Retail sales rose 3.7% year-on-year in July, according to data from the National Bureau of Statistics, missing market forecasts of 4.6% growth and slowing from June’s 4.8% gain.
Industrial output expanded 5.7%, the weakest pace since November 2024 and below expectations for a 5.9% increase.
Fixed-asset investment for the year to date grew 1.6%, well below the 2.7% forecast and slowing from 2.8% in the first half.
Within that category, property investment contracted 12% in the first seven months of the year, marking a deeper downturn in the struggling real estate sector.
Labour market data showed China’s survey-based urban unemployment rate rose to 5.2% in July from 5% in May and June. Youth unemployment, excluding college students, has remained above 14% for the past year.

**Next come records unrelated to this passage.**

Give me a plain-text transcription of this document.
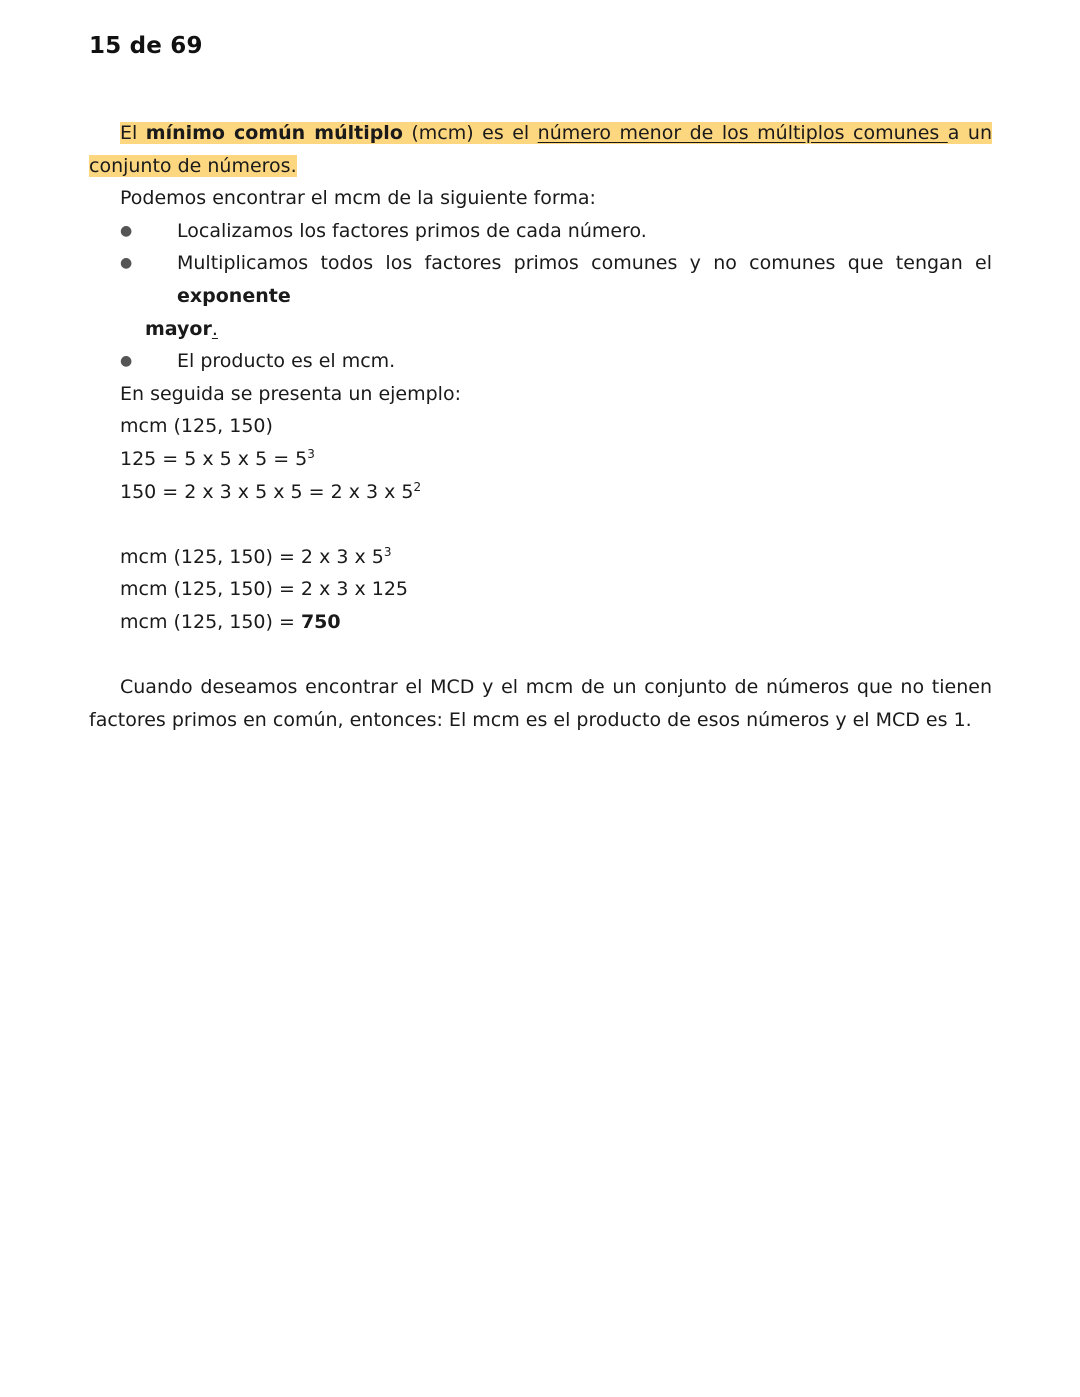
15 de 69

El mínimo común múltiplo (mcm) es el número menor de los múltiplos comunes a un conjunto de números.

Podemos encontrar el mcm de la siguiente forma:
● Localizamos los factores primos de cada número.
●	Multiplicamos todos los factores primos comunes y no comunes que tengan el exponente
mayor.
● El producto es el mcm.
En seguida se presenta un ejemplo:
mcm (125, 150)
125 = 5 x 5 x $5 = 5^3$
150 = 2 x 3 x 5 x 5 = 2 x 3 x $5^2$
mcm (125, 150) = 2 x 3 x $5^3$
mcm (125, 150) = 2 x 3 x 125
mcm (125, 150) = 750

Cuando deseamos encontrar el MCD y el mcm de un conjunto de números que no tienen factores primos en común, entonces: El mcm es el producto de esos números y el MCD es 1.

China’s economy expanded 5.3% in the first half of the year, putting it on track to meet Beijing’s 5% growth target, but economists caution that full-year growth could undershoot without additional policy support.
Meanwhile, in a sign of easing trade tensions, Beijing and Washington this week agreed to extend a tariff pause for another 90 days, pushing the deadline to mid-November and avoiding steep tariff hikes while negotiations for a longer-term deal continue.